Lauren Mabry investigates materiality though experimentation that is driven by her fascination with color, visual movement, and the transformative nature of ceramics. Known for her use of vessels forms for abstract painting with glaze, the fluid nature of the material led to building sculptural objects to provide structure for the actual flow of glaze in the firing process and her new series of Glazescapes. https://ferrincontemporary.com/portfolio/lauren-mabry/

In Tilt, as in other recent pieces, Peter Christian Johnson pairs pristine porcelain with thick saturated glazes that together capture the oppressive effects of gravity on the forms. Johnson plays with the notion of failure, but the sculptures attest to the fine control that a knowledgeable maker can exert over matter. https://ferrincontemporary.com/portfolio/peter-christian-johnson/

Katya Heller of Heller Gallery says, “Adaptation has been the prevalent way forward over the last year and we are so pleased that it has given our two galleries — Heller Gallery & Ferrin Contemporary — a chance to team up. A mashup of the melting pot and the tipping point, 'the melting point' is a threat to the state of equilibrium which we have all felt dangerously slipping over this last, pandemic year.”

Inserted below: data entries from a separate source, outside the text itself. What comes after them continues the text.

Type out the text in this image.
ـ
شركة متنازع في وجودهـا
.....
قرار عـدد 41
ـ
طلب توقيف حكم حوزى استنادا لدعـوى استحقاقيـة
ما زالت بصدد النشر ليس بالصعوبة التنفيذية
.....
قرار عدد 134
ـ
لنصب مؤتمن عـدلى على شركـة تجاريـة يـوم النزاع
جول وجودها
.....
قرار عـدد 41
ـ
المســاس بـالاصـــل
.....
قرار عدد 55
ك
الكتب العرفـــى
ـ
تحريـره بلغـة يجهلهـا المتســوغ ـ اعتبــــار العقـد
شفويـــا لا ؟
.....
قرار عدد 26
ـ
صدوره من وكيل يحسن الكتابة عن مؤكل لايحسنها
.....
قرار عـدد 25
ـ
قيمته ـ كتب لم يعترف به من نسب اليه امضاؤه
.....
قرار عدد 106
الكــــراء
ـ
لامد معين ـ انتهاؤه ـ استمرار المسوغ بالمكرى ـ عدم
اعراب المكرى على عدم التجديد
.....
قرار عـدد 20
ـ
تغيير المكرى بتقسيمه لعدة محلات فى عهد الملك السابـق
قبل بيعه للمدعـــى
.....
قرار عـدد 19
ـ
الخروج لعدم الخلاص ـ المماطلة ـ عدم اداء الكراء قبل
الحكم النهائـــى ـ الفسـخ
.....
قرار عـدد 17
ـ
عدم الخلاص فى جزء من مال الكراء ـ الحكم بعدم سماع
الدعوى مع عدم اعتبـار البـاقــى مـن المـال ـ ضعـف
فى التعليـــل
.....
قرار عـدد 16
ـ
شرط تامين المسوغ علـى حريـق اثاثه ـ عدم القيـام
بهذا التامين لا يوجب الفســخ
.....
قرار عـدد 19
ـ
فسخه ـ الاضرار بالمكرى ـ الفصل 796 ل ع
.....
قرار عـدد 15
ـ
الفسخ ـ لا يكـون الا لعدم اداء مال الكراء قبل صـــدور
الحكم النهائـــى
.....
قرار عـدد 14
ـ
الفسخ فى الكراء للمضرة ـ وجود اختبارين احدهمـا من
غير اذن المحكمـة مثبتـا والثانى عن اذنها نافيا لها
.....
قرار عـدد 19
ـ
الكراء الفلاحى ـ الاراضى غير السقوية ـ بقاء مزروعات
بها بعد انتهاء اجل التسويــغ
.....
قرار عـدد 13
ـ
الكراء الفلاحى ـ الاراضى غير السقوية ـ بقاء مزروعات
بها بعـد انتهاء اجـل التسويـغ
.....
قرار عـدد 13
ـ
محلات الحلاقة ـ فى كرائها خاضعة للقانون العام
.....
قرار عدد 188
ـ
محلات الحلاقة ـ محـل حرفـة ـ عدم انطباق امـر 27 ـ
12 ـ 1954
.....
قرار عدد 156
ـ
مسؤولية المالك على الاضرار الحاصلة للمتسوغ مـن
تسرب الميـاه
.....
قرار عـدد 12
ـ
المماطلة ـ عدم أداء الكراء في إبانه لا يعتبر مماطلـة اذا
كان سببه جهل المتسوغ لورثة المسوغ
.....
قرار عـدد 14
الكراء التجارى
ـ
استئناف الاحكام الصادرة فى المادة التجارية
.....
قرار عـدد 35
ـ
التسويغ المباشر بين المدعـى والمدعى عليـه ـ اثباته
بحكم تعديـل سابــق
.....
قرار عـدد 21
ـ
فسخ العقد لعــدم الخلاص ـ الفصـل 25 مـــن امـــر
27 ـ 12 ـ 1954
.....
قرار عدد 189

Leslie Ferrin of Ferrin Contemporary adds, “As COVID-19 pandemic shut down Heller Gallery in the heart of Chelsea and Ferrin Contemporary in the Berkshires, we both realized that the artists we represent were deeply engaged with their work despite the challenging times. The opportunity to combine resources arose as we considered new ways to present our artists to the public, combine in person with virtual programs and work with our related networks built over the last forty years based in contemporary ceramics and glass.”